“Oh, it is.” Minami beamed, tapping Sul’s cheek with her socked toe. Some might have felt self-conscious about this level of PDA in their ex’s house, but Minami had been reassured, over and over, that Hark didn’t mind. Only Eli knew how much of a lie that was.
Silence dropped, comfortable, familiar, the product of years of being together in the same room, tireless and stubborn, always after the same goal. “Today went well,” Hark said eventually. “Not like I’d imagined.”
“How so?” Eli asked.
He shrugged a single shoulder, which meant that he did know, but wasn’t ready to put it into words.
He would soon enough. He was the angriest out of all of them, and the one most likely to let his rage coalesce into something sharp and focused. Nine years ago, Eli had been drowning in student debt while epically failing at taking care of a tween, and Minami had been drowning in something else, something that made her struggle to get out of bed to brush her teeth in the morning. Hark had been the one to drag them out of their wallow, to go to the father he despised and ask—beg—for the firm’s starting capital. “This is how we get even,” he’d insisted, and he’d been right.
“We should name the firm Harkness,” Eli had suggested a week before signing the paperwork, sitting at a table lined with his sister’s homework sheets, wondering why she could solve collegelevel math but not spell spaghetti for her fucking life, wondering what the hell he should be doing about it.

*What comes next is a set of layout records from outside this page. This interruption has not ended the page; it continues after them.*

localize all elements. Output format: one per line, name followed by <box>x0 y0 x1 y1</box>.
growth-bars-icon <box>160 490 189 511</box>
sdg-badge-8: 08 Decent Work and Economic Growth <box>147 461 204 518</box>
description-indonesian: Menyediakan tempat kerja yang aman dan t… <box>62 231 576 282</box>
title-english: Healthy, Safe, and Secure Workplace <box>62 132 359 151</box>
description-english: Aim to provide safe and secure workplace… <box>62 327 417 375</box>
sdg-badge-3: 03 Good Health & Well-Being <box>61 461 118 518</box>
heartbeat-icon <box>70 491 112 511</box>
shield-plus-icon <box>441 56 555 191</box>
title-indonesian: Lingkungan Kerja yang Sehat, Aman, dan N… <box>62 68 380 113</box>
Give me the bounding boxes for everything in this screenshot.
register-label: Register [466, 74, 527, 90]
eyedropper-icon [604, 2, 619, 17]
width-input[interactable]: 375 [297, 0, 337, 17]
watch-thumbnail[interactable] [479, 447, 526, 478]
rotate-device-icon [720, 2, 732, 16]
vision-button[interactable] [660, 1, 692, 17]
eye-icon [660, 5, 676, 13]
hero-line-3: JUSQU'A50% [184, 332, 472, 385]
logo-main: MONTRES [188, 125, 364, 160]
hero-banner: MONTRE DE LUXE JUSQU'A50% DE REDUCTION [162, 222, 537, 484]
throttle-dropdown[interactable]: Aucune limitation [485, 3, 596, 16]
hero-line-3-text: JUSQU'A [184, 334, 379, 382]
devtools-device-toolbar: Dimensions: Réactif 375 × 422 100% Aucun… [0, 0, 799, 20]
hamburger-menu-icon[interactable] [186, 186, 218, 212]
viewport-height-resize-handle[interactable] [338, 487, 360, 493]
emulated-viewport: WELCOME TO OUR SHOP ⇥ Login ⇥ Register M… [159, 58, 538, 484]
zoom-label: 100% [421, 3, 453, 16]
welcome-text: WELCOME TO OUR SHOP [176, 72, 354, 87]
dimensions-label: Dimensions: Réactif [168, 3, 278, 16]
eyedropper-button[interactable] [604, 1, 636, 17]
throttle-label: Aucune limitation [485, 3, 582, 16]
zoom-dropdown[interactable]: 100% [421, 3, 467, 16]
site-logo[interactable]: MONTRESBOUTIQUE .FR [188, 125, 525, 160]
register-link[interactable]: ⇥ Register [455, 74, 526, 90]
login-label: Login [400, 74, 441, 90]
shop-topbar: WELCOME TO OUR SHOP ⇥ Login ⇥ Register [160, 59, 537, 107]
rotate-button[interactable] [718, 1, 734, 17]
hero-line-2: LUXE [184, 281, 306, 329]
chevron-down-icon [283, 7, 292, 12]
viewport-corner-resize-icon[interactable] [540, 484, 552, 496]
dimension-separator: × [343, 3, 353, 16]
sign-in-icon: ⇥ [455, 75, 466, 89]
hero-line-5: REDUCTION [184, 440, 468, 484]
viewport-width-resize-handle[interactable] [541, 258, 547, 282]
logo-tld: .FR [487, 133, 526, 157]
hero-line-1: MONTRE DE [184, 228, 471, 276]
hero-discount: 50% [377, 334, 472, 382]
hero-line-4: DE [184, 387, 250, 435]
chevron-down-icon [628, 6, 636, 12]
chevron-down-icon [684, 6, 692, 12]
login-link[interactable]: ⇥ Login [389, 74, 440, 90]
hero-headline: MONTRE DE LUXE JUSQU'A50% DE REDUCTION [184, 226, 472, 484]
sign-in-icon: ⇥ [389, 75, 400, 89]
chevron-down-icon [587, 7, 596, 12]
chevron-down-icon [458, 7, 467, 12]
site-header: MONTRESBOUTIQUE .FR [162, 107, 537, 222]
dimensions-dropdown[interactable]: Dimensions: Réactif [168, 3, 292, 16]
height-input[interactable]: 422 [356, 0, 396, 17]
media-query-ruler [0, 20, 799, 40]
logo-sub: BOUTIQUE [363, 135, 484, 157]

“It’s a shit name,” Hark had grunted.
“It’s not. It’s just your father’s name,” Minami had said, not without compassion. “I think it has the sophisticated supervillain flair we’re going for. Plus, what’s the alternative? Killgore? Too on the nose.”
Eli had given her the finger. Nearly a decade later, and look at them: still giving each other the finger on a daily basis.
“Dr. Florence Kline,” Hark said now, like the words tasted bad in his mouth. “Have any of you talked to her yet? In private?”
“Sul did, for some minor logistical stuff. And the lawyers, of course,” Minami added.
“Not you or Eli?”
She shook her head. And then, after a beat, “She reached out to me via email.”
“And?”
“Just asked if we could talk. Alone. Outside of Kline.” She rolled her lips. “I bet she thinks I’m the weak link.”
“She clearly hasn’t seen you open a jar of pickles,” Eli muttered, and she smiled.
“Right? Kind of amusing, given that I’m the one most likely to push someone under a lawn mower.”
“Did you reply?” Hark asked.
“Nope. I’d rather drink battery acid, thank you very much. Why? Do you think I should?”
Hark glanced at Eli. “Any benefits you can think of in Minami having a one-on-one with her?”
Eli mulled it over. “Maybe in the future. For now, let Florence sweat it a bit.”
Minami nodded. “She’s properly freaked out, I can tell. Despite her bullshit speech today, she must be hiding something.”
“I, for one, really appreciate the collaborative environment she’s trying to foster,” Eli said dryly, which had Minami sniggering and Sul snorting.
“You know what it means, right?” Hark asked. “If she’s hiding shit, it’s not just from us, but also from the board. And she’s dead certain that we won’t find out.”
“That’s fine.” Eli drained what was left of his beer. “I don’t mind proving her wrong.” The biofuel tech was as good as theirs. That was all that mattered.
“Tomorrow I’ll meet with the core research and development team,” Hark said. “Reassure them that they’re not going to get caught in the cross fire.”
“Yeah. They’re not the ones who should be worried.” Eli stood to leave. “I gotta get to Tiny. I’ll see you—”
“Wait,” Minami interrupted, eyes on her phone. “About Rue Siebert.”
Eli halted.
It was a problem, knowing her name. It made conjuring her image that much easier—a shortcut his brain did not need. “We’re still talking about her, aren’t we?”